Qu’apportent les séances de bébés nageurs ?

  1. P.  : Il est bon de rappeler que les activités de bébés nageurs n’ont pas pour objectif d’apprendre aux tout-petits à nager précocement. Elles sont d’ailleurs mal nommées, puisque l’enfant n’aura les capacités psychomotrices pour nager – coordination et maîtrise de son corps – que vers 6 ans. Comme tout jeu, l’activité aquatique développe la curiosité et est un médiateur de la relation entre l’adulte et l’enfant. La spécificité de l’eau est qu’elle permet une approche très intéressante du corps en mettant en éveil tout un panel de sens, du toucher à l’ouïe, et en développant de nombreuses capacités psychomotrices : locomotion, préhension, tonicité… De plus, l’eau est fascinante pour l’enfant. Il peut passer de longs moments à la transvaser d’un récipient à un autre. Faire entrer et sortir l’eau : un jeu de maîtrise qui de façon symbolique renvoie à l’image de son corps. L’enfant prend ainsi conscience des notions d’extérieur et d’intérieur, ce qui va lui permettre, petit à petit, d’acquérir la propreté. L’eau s’avère donc être un terrain de jeu particulièrement complet pour le jeune enfant, à condition que tout soit fait pour sa sécurité et son bien-être.
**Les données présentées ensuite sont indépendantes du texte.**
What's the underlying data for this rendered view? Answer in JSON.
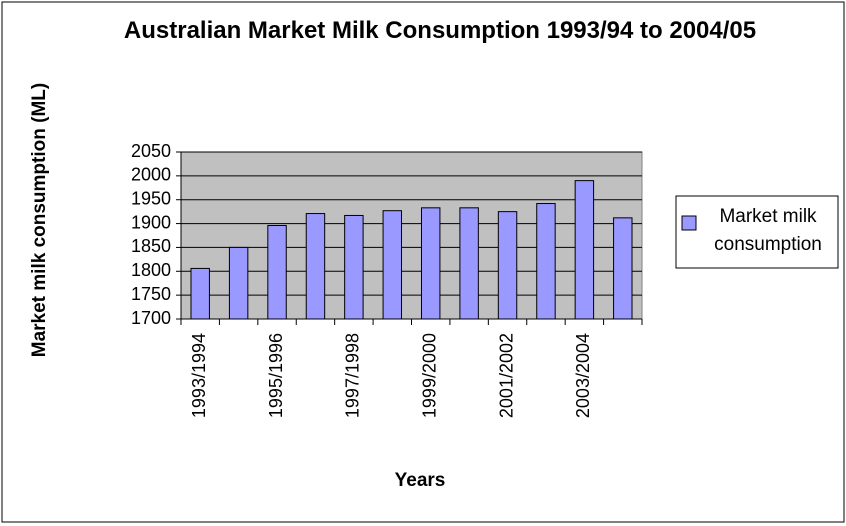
{
  "chart_data": {
    "type": "bar",
    "title": "Australian Market Milk Consumption 1993/94 to 2004/05",
    "y_label": "Market milk consumption (ML)",
    "x_label": "Years",
    "categories": [
      "1993/1994",
      null,
      "1995/1996",
      null,
      "1997/1998",
      null,
      "1999/2000",
      null,
      "2001/2002",
      null,
      "2003/2004",
      null
    ],
    "series": [
      {
        "name": "Market milk consumption",
        "color": "#9999ff",
        "values": [
          1806,
          1850,
          1896,
          1921,
          1917,
          1927,
          1933,
          1933,
          1925,
          1942,
          1990,
          1912
        ]
      }
    ],
    "ylim": [
      1700,
      2050
    ],
    "yticks": [
      1700,
      1750,
      1800,
      1850,
      1900,
      1950,
      2000,
      2050
    ],
    "grid": true,
    "legend": "right"
  }
}
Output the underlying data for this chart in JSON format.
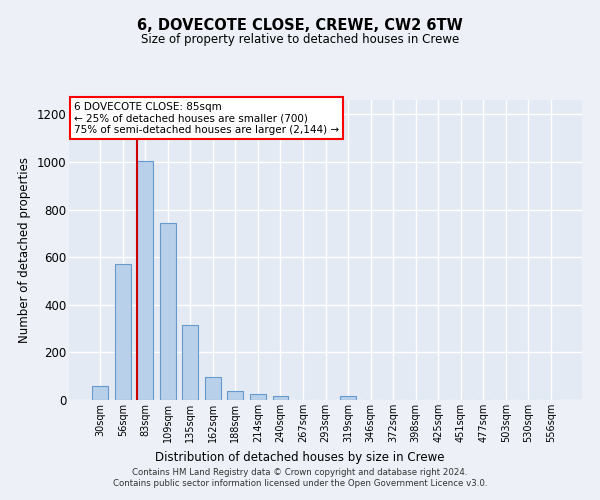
{
  "title1": "6, DOVECOTE CLOSE, CREWE, CW2 6TW",
  "title2": "Size of property relative to detached houses in Crewe",
  "xlabel": "Distribution of detached houses by size in Crewe",
  "ylabel": "Number of detached properties",
  "footer1": "Contains HM Land Registry data © Crown copyright and database right 2024.",
  "footer2": "Contains public sector information licensed under the Open Government Licence v3.0.",
  "annotation_title": "6 DOVECOTE CLOSE: 85sqm",
  "annotation_line2": "← 25% of detached houses are smaller (700)",
  "annotation_line3": "75% of semi-detached houses are larger (2,144) →",
  "bar_color": "#b8d0ea",
  "bar_edge_color": "#6699cc",
  "vline_color": "#cc0000",
  "vline_x_index": 2,
  "categories": [
    "30sqm",
    "56sqm",
    "83sqm",
    "109sqm",
    "135sqm",
    "162sqm",
    "188sqm",
    "214sqm",
    "240sqm",
    "267sqm",
    "293sqm",
    "319sqm",
    "346sqm",
    "372sqm",
    "398sqm",
    "425sqm",
    "451sqm",
    "477sqm",
    "503sqm",
    "530sqm",
    "556sqm"
  ],
  "values": [
    60,
    570,
    1005,
    745,
    315,
    95,
    38,
    25,
    15,
    0,
    0,
    15,
    0,
    0,
    0,
    0,
    0,
    0,
    0,
    0,
    0
  ],
  "ylim": [
    0,
    1260
  ],
  "yticks": [
    0,
    200,
    400,
    600,
    800,
    1000,
    1200
  ],
  "bg_color": "#edf1f7",
  "plot_bg_color": "#e4eaf4",
  "grid_color": "#ffffff",
  "figsize": [
    6.0,
    5.0
  ],
  "dpi": 100,
  "bar_width": 0.7
}
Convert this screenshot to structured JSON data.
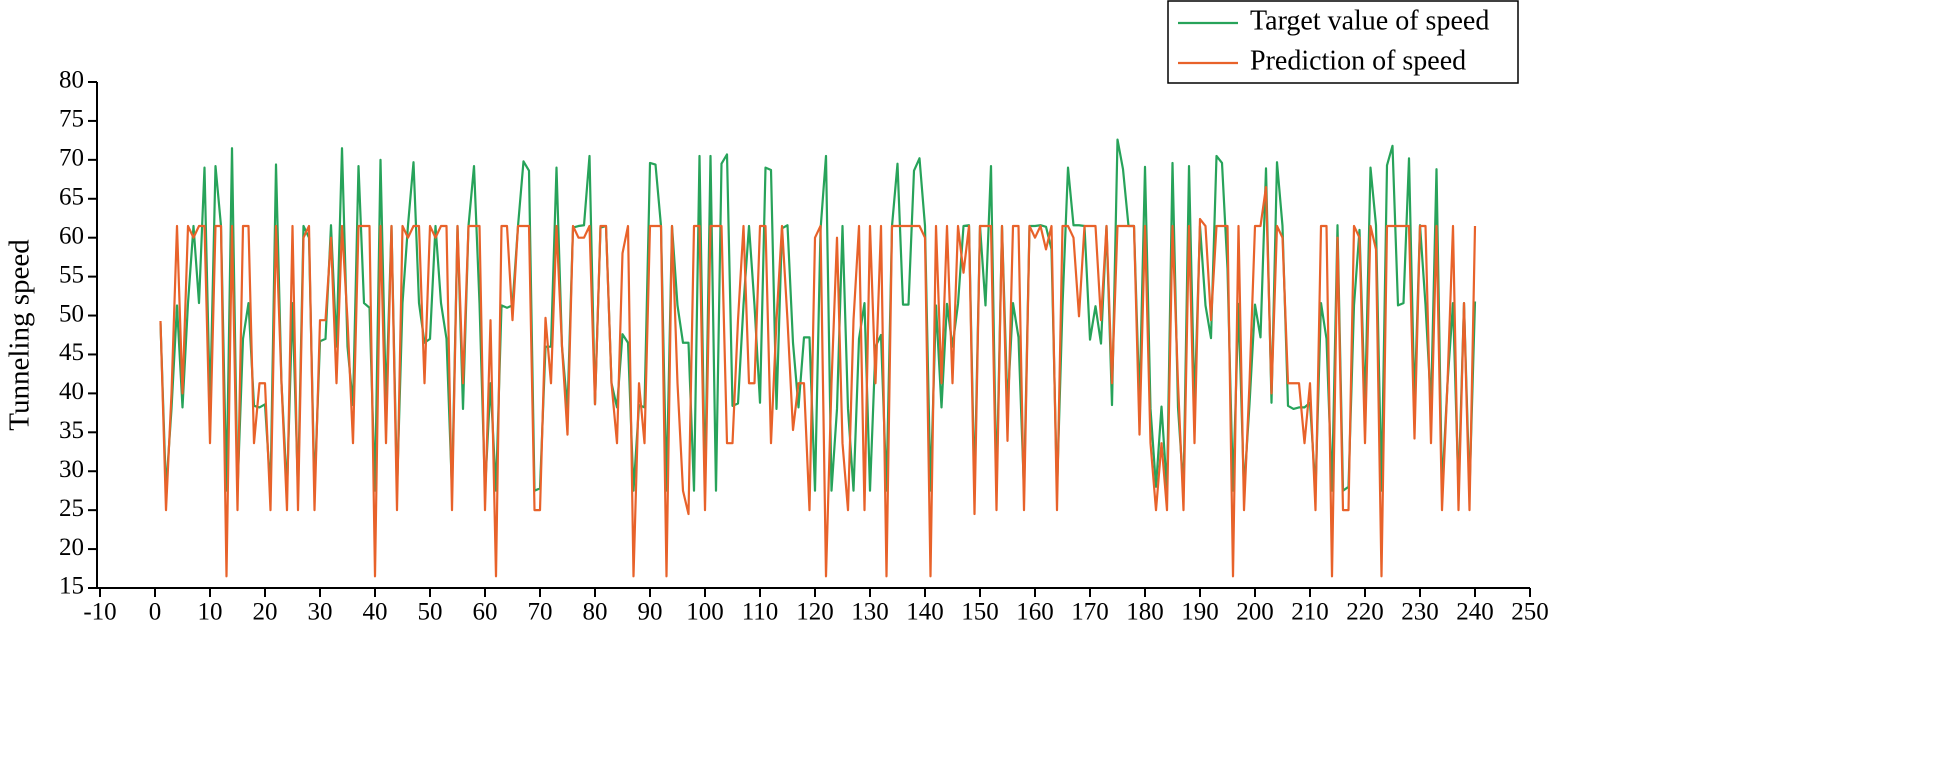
{
  "chart_data": {
    "type": "line",
    "ylabel": "Tunneling speed",
    "x": [
      1,
      2,
      3,
      4,
      5,
      6,
      7,
      8,
      9,
      10,
      11,
      12,
      13,
      14,
      15,
      16,
      17,
      18,
      19,
      20,
      21,
      22,
      23,
      24,
      25,
      26,
      27,
      28,
      29,
      30,
      31,
      32,
      33,
      34,
      35,
      36,
      37,
      38,
      39,
      40,
      41,
      42,
      43,
      44,
      45,
      46,
      47,
      48,
      49,
      50,
      51,
      52,
      53,
      54,
      55,
      56,
      57,
      58,
      59,
      60,
      61,
      62,
      63,
      64,
      65,
      66,
      67,
      68,
      69,
      70,
      71,
      72,
      73,
      74,
      75,
      76,
      77,
      78,
      79,
      80,
      81,
      82,
      83,
      84,
      85,
      86,
      87,
      88,
      89,
      90,
      91,
      92,
      93,
      94,
      95,
      96,
      97,
      98,
      99,
      100,
      101,
      102,
      103,
      104,
      105,
      106,
      107,
      108,
      109,
      110,
      111,
      112,
      113,
      114,
      115,
      116,
      117,
      118,
      119,
      120,
      121,
      122,
      123,
      124,
      125,
      126,
      127,
      128,
      129,
      130,
      131,
      132,
      133,
      134,
      135,
      136,
      137,
      138,
      139,
      140,
      141,
      142,
      143,
      144,
      145,
      146,
      147,
      148,
      149,
      150,
      151,
      152,
      153,
      154,
      155,
      156,
      157,
      158,
      159,
      160,
      161,
      162,
      163,
      164,
      165,
      166,
      167,
      168,
      169,
      170,
      171,
      172,
      173,
      174,
      175,
      176,
      177,
      178,
      179,
      180,
      181,
      182,
      183,
      184,
      185,
      186,
      187,
      188,
      189,
      190,
      191,
      192,
      193,
      194,
      195,
      196,
      197,
      198,
      199,
      200,
      201,
      202,
      203,
      204,
      205,
      206,
      207,
      208,
      209,
      210,
      211,
      212,
      213,
      214,
      215,
      216,
      217,
      218,
      219,
      220,
      221,
      222,
      223,
      224,
      225,
      226,
      227,
      228,
      229,
      230,
      231,
      232,
      233,
      234,
      235,
      236,
      237,
      238,
      239,
      240
    ],
    "series": [
      {
        "name": "Target value of speed",
        "color": "#27a35a",
        "values": [
          49,
          27.5,
          38,
          51.3,
          38.2,
          51.6,
          61.5,
          51.6,
          69,
          38,
          69.2,
          61.5,
          27.5,
          71.5,
          27.5,
          47,
          51.6,
          38.4,
          38.2,
          38.6,
          27.5,
          69.4,
          41.3,
          27.5,
          51.6,
          27.5,
          61.5,
          60,
          27.5,
          46.7,
          47,
          61.6,
          46,
          71.5,
          46,
          38.5,
          69.2,
          51.6,
          51,
          27.5,
          70,
          38.4,
          61.5,
          27.5,
          51.6,
          61.6,
          69.7,
          51.6,
          46.5,
          47,
          61.5,
          51.6,
          47,
          27.5,
          61.5,
          38,
          61.5,
          69.2,
          51.6,
          27.5,
          41.3,
          27.5,
          51.3,
          51,
          51.3,
          61.5,
          69.8,
          68.6,
          27.5,
          27.8,
          46,
          46,
          69,
          46,
          38,
          61.3,
          61.5,
          61.6,
          70.5,
          38.6,
          61.3,
          61.5,
          41.3,
          38.2,
          47.6,
          46.5,
          27.5,
          38.5,
          38.2,
          69.6,
          69.4,
          61.5,
          27.5,
          61.5,
          51.3,
          46.5,
          46.5,
          27.5,
          70.5,
          27.5,
          70.5,
          27.5,
          69.5,
          70.7,
          38.4,
          38.7,
          51.4,
          61.5,
          51.3,
          38.8,
          69,
          68.7,
          38,
          61.2,
          61.6,
          46.5,
          38.2,
          47.2,
          47.2,
          27.5,
          61,
          70.5,
          27.5,
          38,
          61.5,
          38,
          27.5,
          47,
          51.6,
          27.5,
          46,
          47.5,
          27.5,
          61.5,
          69.5,
          51.4,
          51.4,
          68.6,
          70.2,
          61.5,
          27.5,
          51.3,
          38.2,
          51.5,
          46,
          51.5,
          61.5,
          61.6,
          27.5,
          61.5,
          51.3,
          69.2,
          27.5,
          61.5,
          38.2,
          51.6,
          47.2,
          27.5,
          61.5,
          61.5,
          61.6,
          61.4,
          58.5,
          27.5,
          51.3,
          69,
          61.6,
          61.6,
          61.5,
          46.9,
          51.2,
          46.4,
          61.5,
          38.5,
          72.6,
          68.8,
          61.5,
          61.5,
          38.5,
          69.1,
          38,
          28,
          38.3,
          27.5,
          69.6,
          38.2,
          27.5,
          69.2,
          38.2,
          61.5,
          51.3,
          47.1,
          70.5,
          69.6,
          56,
          27.5,
          51.5,
          27.5,
          38.6,
          51.4,
          47.2,
          68.9,
          38.8,
          69.7,
          61.5,
          38.4,
          38,
          38.2,
          38.2,
          38.8,
          27.5,
          51.6,
          47,
          27.5,
          61.6,
          27.5,
          28,
          51.3,
          61,
          38,
          69,
          61.6,
          27.5,
          69.3,
          71.8,
          51.3,
          51.6,
          70.2,
          38.4,
          61.6,
          51.4,
          38.3,
          68.8,
          27.5,
          41.3,
          51.6,
          27.5,
          51.6,
          27.5,
          51.8
        ]
      },
      {
        "name": "Prediction of speed",
        "color": "#e8622a",
        "values": [
          49.3,
          25,
          40,
          61.5,
          40,
          61.5,
          60,
          61.5,
          61.5,
          33.6,
          61.5,
          61.5,
          16.5,
          61.5,
          25,
          61.5,
          61.5,
          33.6,
          41.3,
          41.3,
          25,
          61.5,
          41.3,
          25,
          61.5,
          25,
          60,
          61.5,
          25,
          49.4,
          49.4,
          60,
          41.3,
          61.5,
          49.4,
          33.6,
          61.5,
          61.5,
          61.5,
          16.5,
          61.5,
          33.6,
          61.5,
          25,
          61.5,
          60,
          61.5,
          61.5,
          41.3,
          61.5,
          60,
          61.5,
          61.5,
          25,
          61.5,
          41.3,
          61.5,
          61.5,
          61.5,
          25,
          49.4,
          16.5,
          61.5,
          61.5,
          49.4,
          61.5,
          61.5,
          61.5,
          25,
          25,
          49.7,
          41.3,
          61.5,
          46,
          34.7,
          61.5,
          60,
          60,
          61.5,
          38.6,
          61.5,
          61.5,
          41.3,
          33.6,
          58,
          61.5,
          16.5,
          41.3,
          33.6,
          61.5,
          61.5,
          61.5,
          16.5,
          61.5,
          41.3,
          27.5,
          24.5,
          61.5,
          61.5,
          25,
          61.5,
          61.5,
          61.5,
          33.6,
          33.6,
          49.4,
          61.5,
          41.3,
          41.3,
          61.5,
          61.5,
          33.6,
          49.4,
          61.5,
          49.4,
          35.3,
          41.3,
          41.3,
          25,
          60,
          61.5,
          16.5,
          41.3,
          60,
          33.6,
          25,
          49.4,
          61.5,
          25,
          61.5,
          41.3,
          61.5,
          16.5,
          61.5,
          61.5,
          61.5,
          61.5,
          61.5,
          61.5,
          60,
          16.5,
          61.5,
          41.3,
          61.5,
          41.3,
          61.5,
          55.5,
          61.5,
          24.5,
          61.5,
          61.5,
          61.5,
          25,
          61.5,
          33.9,
          61.5,
          61.5,
          25,
          61.5,
          60,
          61.5,
          58.5,
          61.5,
          25,
          61.5,
          61.5,
          60,
          49.9,
          61.5,
          61.5,
          61.5,
          49.4,
          61.5,
          41.3,
          61.5,
          61.5,
          61.5,
          61.5,
          34.7,
          61.5,
          33.6,
          25,
          33.6,
          25,
          61.5,
          41.3,
          25,
          61.5,
          33.6,
          62.4,
          61.5,
          49.4,
          61.5,
          61.5,
          61.5,
          16.5,
          61.5,
          25,
          41.3,
          61.5,
          61.5,
          66.5,
          40,
          61.5,
          60,
          41.3,
          41.3,
          41.3,
          33.6,
          41.3,
          25,
          61.5,
          61.5,
          16.5,
          60,
          25,
          25,
          61.5,
          60,
          33.6,
          61.5,
          58.5,
          16.5,
          61.5,
          61.5,
          61.5,
          61.5,
          61.5,
          34.2,
          61.5,
          61.5,
          33.6,
          61.5,
          25,
          41.3,
          61.5,
          25,
          51.6,
          25,
          61.5
        ]
      }
    ],
    "xlim": [
      -10,
      250
    ],
    "xticks": [
      -10,
      0,
      10,
      20,
      30,
      40,
      50,
      60,
      70,
      80,
      90,
      100,
      110,
      120,
      130,
      140,
      150,
      160,
      170,
      180,
      190,
      200,
      210,
      220,
      230,
      240,
      250
    ],
    "ylim": [
      15,
      80
    ],
    "yticks": [
      15,
      20,
      25,
      30,
      35,
      40,
      45,
      50,
      55,
      60,
      65,
      70,
      75,
      80
    ],
    "legend": "top-right"
  }
}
Propos recueillis par Émilie Bélard.
Catherine Potel est psychomotricienne. Elle est l’auteur de Bébés et parents dans l’eau, aux éditions Érès.

Sécurité avant tout !

Attention : les activités d’eau en piscine, quand l’attention des adultes est toute tournée vers les bébés et les jeunes enfants, ne sont pas comparables aux activités aquatiques en mer, lac ou autres. Les adultes doivent alors redoubler d’attention, car les petits enfants n’ont pas la maturité nécessaire pour faire la différence. L’eau est pour eux un terrain de jeu. Prudence, donc, notamment en été !

Bouée, brassards ou flotteurs ?

Dans une activité bébés et parents dans l’eau, les brassards, les bouées ou les maillots de bain bouées ne sont pas nécessaires. Au contraire, ils gênent, car ils empêchent l’enfant de faire ce travail d’équilibration qui lui permettra de trouver une aisance aquatique et, par ricochet, terrienne. Ceci sous-tend toute l’attention des adultes, animateurs, maîtres nageurs et parents. Par contre, dès que l’on sort d’une activité cadrée, la sécurité est à assurer avant tout et la bouée est à utiliser de préférence car elle ne bloque pas les mouvements des membres supérieurs.